Photgraph provided by Aerosport, all rights reserved.
Aero-Sport and the Kahu gyroplane
The KAHU gyroplane is an experimental gyroplane that its builders desire to bring to the certified marketplace. The experimental aircraft first flew in 2002 and has been the research platform for the full production model. The manufacturer of the KAHU is Aero-sport and they are making attempts to have this new certified aircraft in production in the near future, providing the funding can be gathered to build the production facilities. The aircraft has been designed and test flown in New Zealand and the builders desire to keep initial production within the country. The very name of the gyroplane, KAHU, is symbolic of its New Zealand birth. The market intentions for the aircraft are to provide the world market with a recreational, light commercial, and military/civic mission role aircraft. The styling of this aircraft has nice, sleek, smooth lines that make as much of an astetic statement as well as its aerodynamic function.
In terms of the KAHU’s design, the aircraft is built using carbon fiber material and has been engineered for performance in regards to utility, comfort, reliability, versatility and safety above that offered by most manufacturers in the marketplace of 2008.
The intent of this newly designed gyroplane is to offer a more economical option to other forms of rotary-winged flight, provide an aircraft with modern styling, can be fueled with gasoline or alternative fuels, provide limited commercial use, and perform in a safe and easy to fly aircraft.
The KAHU is a highly streamlined aircraft with an enclosed cabin which is designed for propeller efficiency and protection of the aircraft’s vital systems and components. The gyroplane is a two-seat, side-by side arrangement with a pusher style engine configuration. The aircraft boasts removable doors and access panels for ease in aircraft maintenance. Twin booms are attached to the aft portion of the fuselage and extend back to, currently a twin vertical stabilizer/rudder, on the production version – three vertical stabilizer/rudder arrangement.
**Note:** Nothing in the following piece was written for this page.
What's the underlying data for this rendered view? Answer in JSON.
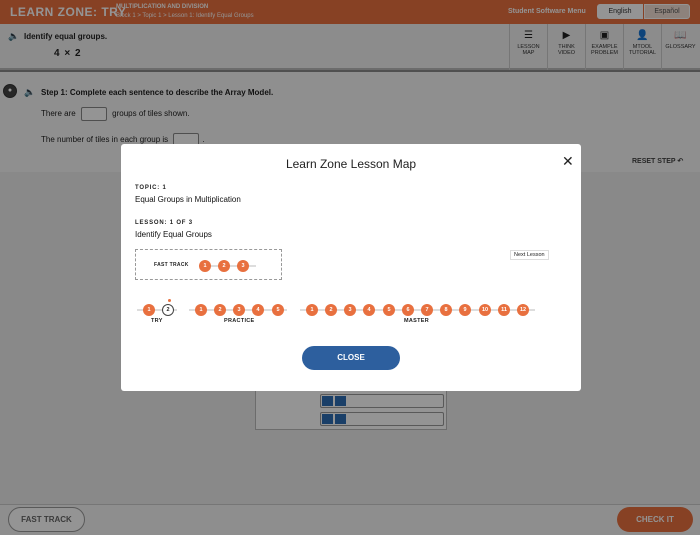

The tail feathers so designed to help reduce the potential threat of Pilot Induced Oscillation (PIO).
Computer-Aided-Design, CAD, has been used extensively in the design to ensure ergonomic factors such as ride comfort, instrument panel layout, control arrangement and visibility are of the highest standard. With these considerations and the use of strong yet light-weight poly-carbon fiber composite the aircraft has a very sound structure for its occupants.
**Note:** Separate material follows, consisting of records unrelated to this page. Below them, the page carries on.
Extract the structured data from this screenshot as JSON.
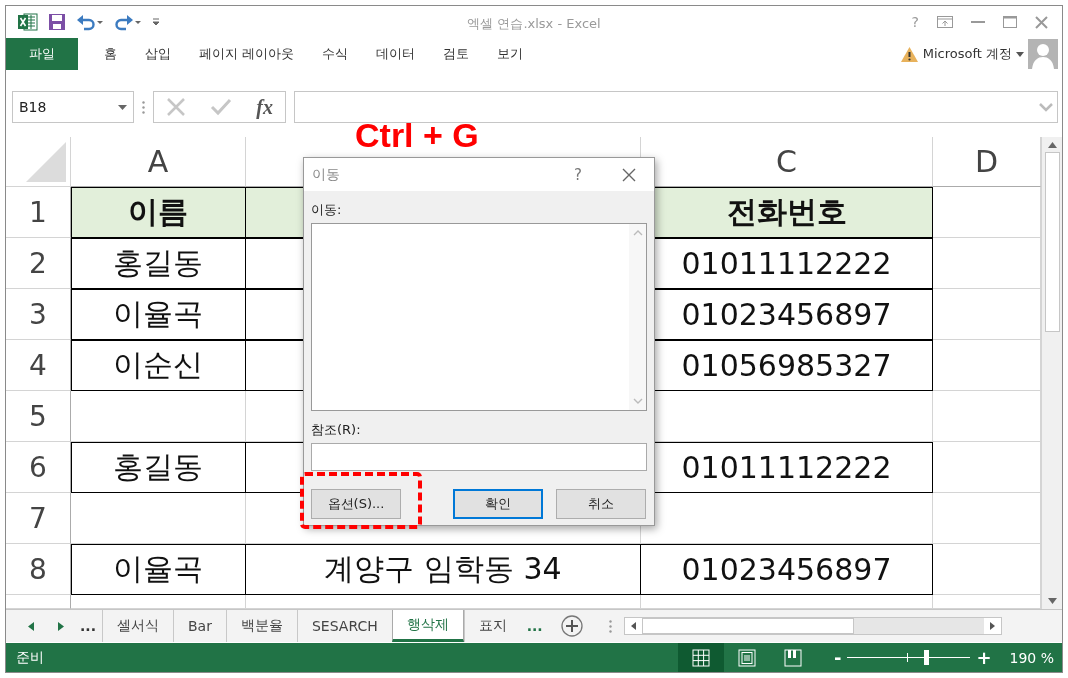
{
  "title_bar": {
    "title": "엑셀 연습.xlsx - Excel",
    "help": "?"
  },
  "ribbon_tabs": [
    {
      "label": "파일",
      "kind": "file"
    },
    {
      "label": "홈",
      "kind": "tab"
    },
    {
      "label": "삽입",
      "kind": "tab"
    },
    {
      "label": "페이지 레이아웃",
      "kind": "tab"
    },
    {
      "label": "수식",
      "kind": "tab"
    },
    {
      "label": "데이터",
      "kind": "tab"
    },
    {
      "label": "검토",
      "kind": "tab"
    },
    {
      "label": "보기",
      "kind": "tab"
    }
  ],
  "account": {
    "label": "Microsoft 계정"
  },
  "name_box": {
    "value": "B18"
  },
  "formula_bar": {
    "function_label": "fx"
  },
  "annotation": {
    "text": "Ctrl + G"
  },
  "columns": [
    {
      "label": "A"
    },
    {},
    {
      "label": "C"
    },
    {
      "label": "D"
    }
  ],
  "rows": [
    {
      "header": "1",
      "kind": "title",
      "cells": [
        "이름",
        null,
        "전화번호",
        null
      ]
    },
    {
      "header": "2",
      "kind": "data",
      "cells": [
        "홍길동",
        null,
        "01011112222",
        null
      ]
    },
    {
      "header": "3",
      "kind": "data",
      "cells": [
        "이율곡",
        null,
        "01023456897",
        null
      ]
    },
    {
      "header": "4",
      "kind": "data",
      "cells": [
        "이순신",
        null,
        "01056985327",
        null
      ]
    },
    {
      "header": "5",
      "kind": "blank",
      "cells": [
        null,
        null,
        null,
        null
      ]
    },
    {
      "header": "6",
      "kind": "data",
      "cells": [
        "홍길동",
        null,
        "01011112222",
        null
      ]
    },
    {
      "header": "7",
      "kind": "blank",
      "cells": [
        null,
        null,
        null,
        null
      ]
    },
    {
      "header": "8",
      "kind": "data",
      "cells": [
        "이율곡",
        "계양구 임학동 34",
        "01023456897",
        null
      ]
    }
  ],
  "dialog": {
    "title": "이동",
    "help": "?",
    "goto_label": "이동:",
    "reference_label": "참조(R):",
    "buttons": [
      {
        "label": "옵션(S)...",
        "kind": "normal",
        "annotated": true
      },
      {
        "label": "확인",
        "kind": "default",
        "annotated": false
      },
      {
        "label": "취소",
        "kind": "normal",
        "annotated": false
      }
    ]
  },
  "sheet_tabs": {
    "more_left": "...",
    "more_right": "...",
    "tabs": [
      {
        "label": "셀서식",
        "selected": false
      },
      {
        "label": "Bar",
        "selected": false
      },
      {
        "label": "백분율",
        "selected": false
      },
      {
        "label": "SESARCH",
        "selected": false
      },
      {
        "label": "행삭제",
        "selected": true
      },
      {
        "label": "표지",
        "selected": false
      }
    ]
  },
  "status_bar": {
    "text": "준비",
    "views": [
      {
        "kind": "normal",
        "selected": true
      },
      {
        "kind": "page_layout",
        "selected": false
      },
      {
        "kind": "page_break",
        "selected": false
      }
    ],
    "zoom": {
      "minus": "-",
      "plus": "+",
      "level": 0.64,
      "reading": "190 %"
    }
  }
}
The powerplant or engine of the KAHU is a custom designed WADEAero engine. This powerplant will also be available as an item that can be purchased individually from the aircraft for those who desire to use this engine in other aviation experimental projects. The basic engine is a Mazda 13 B rotary engine and is modified for aircraft use and registered under New Zealand Design # 401729.
Photograph provided by Aero-Sport, all rights reserved.
The prerotator is another design of the team and is an engine driven hydraulic pump that is connected to a hydraulic motor to the rotor for initial rotor spin-up.
The PSRU, Propeller Speed Reduction Unit- also an Aero-Sport design, is a component to reduce the engine rpm to a useful level for flight. The PSRU for the KAHU is a gear drive unit and allows for the use of a rather large propeller of 72”. The propeller is a three bladed design.
Another thought in ride comfort and pilot fatigue is in the mast design. The KAHU has been designed with a mast support assembly to absorb a majority of the main rotor vibrations that would otherwise find their way into the stick controls.
The landing gear arrangement is of a tricycle design with full-suspension (gas) front and main struts. Large 16” terrain tires help ensure safe take-off and landing rolls and has main wheel breaking.
The gyroplane can be trailer towed, with the blades removed, and stored in an average home garage. Many aspects to operator and machine integration have been taken into account with this aircraft and to a level that provides a viable option to helicopter use for civil and national police and defense forces the world over.
Photgraph provided by Aero-Sport, all rights reserved.
The prototype aircraft has flown for approximately 130 test hours and is nearing final certification. Initial retail price per unit is estimated at $130,000.00 New Zealand Dollars and comes as a complete, certificated aircraft. There are no intentions for any kits of this aircraft at the time of this writing. Bringing this aircraft to production is entirely dependant on Aero-Sport obtaining further investment for its’ production facilities, a goal of which they are hoping to complete in 2009. Initial models to be sold in New Zealand, South Africa and Australian markets, then followed by the United States and United Kingdom. The market plan being to retail the aircraft through a distributor network and they are currently taking inquiries from all sources, prospective buyers, investors, and distributors as well as governmental inquiries.
Flight training will also be available for New Zealand operators, through a local –independent ,certified gyroplane instructor.